The week started out alright. I don’t remember what happened on Saturday, not for any questionable reasons, so it must have been good. Sunday, everyone left to tube the Niobrara or go on the youth trip. To be honest, I was incredibly depressed. It’s weird how much you miss interactions with people, even when interaction on an acquaintance level is difficult for you. I found myself wishing I had the foreknowledge to take a few days off work so I could go tubing, but realizing quite early that, in God’s sovereignty, He knew I needed to stay behind. This depressing overtone clouded the entire day when restlessness, in the sense that you feel like you could never be at rest, and boredom mingled strangely with a desire to do something, if only to take my thoughts away from being by myself.

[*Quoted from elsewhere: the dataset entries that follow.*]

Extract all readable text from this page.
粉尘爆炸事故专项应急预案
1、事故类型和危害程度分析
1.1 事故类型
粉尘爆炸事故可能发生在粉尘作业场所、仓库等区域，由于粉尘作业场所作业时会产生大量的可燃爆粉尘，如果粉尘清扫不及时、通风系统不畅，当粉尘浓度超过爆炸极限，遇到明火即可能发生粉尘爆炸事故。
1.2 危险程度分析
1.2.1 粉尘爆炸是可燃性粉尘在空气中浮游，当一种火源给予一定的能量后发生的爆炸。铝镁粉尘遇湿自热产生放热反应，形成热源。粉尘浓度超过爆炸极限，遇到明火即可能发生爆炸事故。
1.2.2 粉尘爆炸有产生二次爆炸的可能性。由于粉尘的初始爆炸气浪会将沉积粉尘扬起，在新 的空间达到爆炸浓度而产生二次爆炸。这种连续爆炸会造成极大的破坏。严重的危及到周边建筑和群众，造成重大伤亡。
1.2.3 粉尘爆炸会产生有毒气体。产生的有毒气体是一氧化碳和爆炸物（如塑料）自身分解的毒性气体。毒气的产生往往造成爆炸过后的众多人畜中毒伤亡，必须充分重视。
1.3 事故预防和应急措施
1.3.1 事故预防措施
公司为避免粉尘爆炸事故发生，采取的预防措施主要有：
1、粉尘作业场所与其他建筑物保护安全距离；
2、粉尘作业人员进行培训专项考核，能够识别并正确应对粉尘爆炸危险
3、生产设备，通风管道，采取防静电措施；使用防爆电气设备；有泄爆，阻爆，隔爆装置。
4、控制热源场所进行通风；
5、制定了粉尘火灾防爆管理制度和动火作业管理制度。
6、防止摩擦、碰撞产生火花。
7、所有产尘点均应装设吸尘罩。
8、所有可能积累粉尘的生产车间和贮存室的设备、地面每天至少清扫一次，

In that state, nothing (there’s that word again) seemed able to throw me out of it. I tried to walk but all I could think of was what I could do now that it was just me. Running was out of the question, still recovering from 13+ miles of sweat pouring from me at every step. I ended up running errands and picking up some war movies like “Gladiator” and “The Great Raid”. Dan and Deb called me up wanting to watch a movie and we watched “Sentinel”, The jury is still deliberating about that one.
Monday was like any other monday, except that there was no one to text about random silly things, because they were all “off the grid”. I worked my eight hours and bought a new tire rim for my bicycle. After glancing fleetingly at the refridgerator, I sped off to church to scrape cracks in drywall, before returning an hour later to make hashbrowns and meat burritos and watch “Gladiator”.
Tuesday was another monday, though not in the sense of my other post, but rather most of the things I did on monday, I also did on Tuesday. I mudded, both at work and church, put the new rim on my bike, and watched “The Great Raid”, or part of it. I almost fell asleep because I started the movie around 11 o’clock and was already exhausted from working.
Wednesday, more the same. Nothing (That word again) really to distinguish it from any other day this week. I biked to work, perhaps a week after the initial flat tire made me use a motor, sanded and primed the mud at church for 2 hours in the middle of a meeting and raced home to gas up the car before the vacationers returned. I finished watching “The Great Raid”
Today, I finished all the projects I’d been doing at work and was given more, of course. I’ve been so tired that I seem to be just going through the motions when I know that I should be living out Colosians 3:17. Pray for me that I would take every thought captive to the obedience of Christ. (2 Cor 10:5)
JA Menter
“I can’t truly be myself until I am truly selfless.”
hmm….
I know what you mean about just going through the motions. I’m praying for you.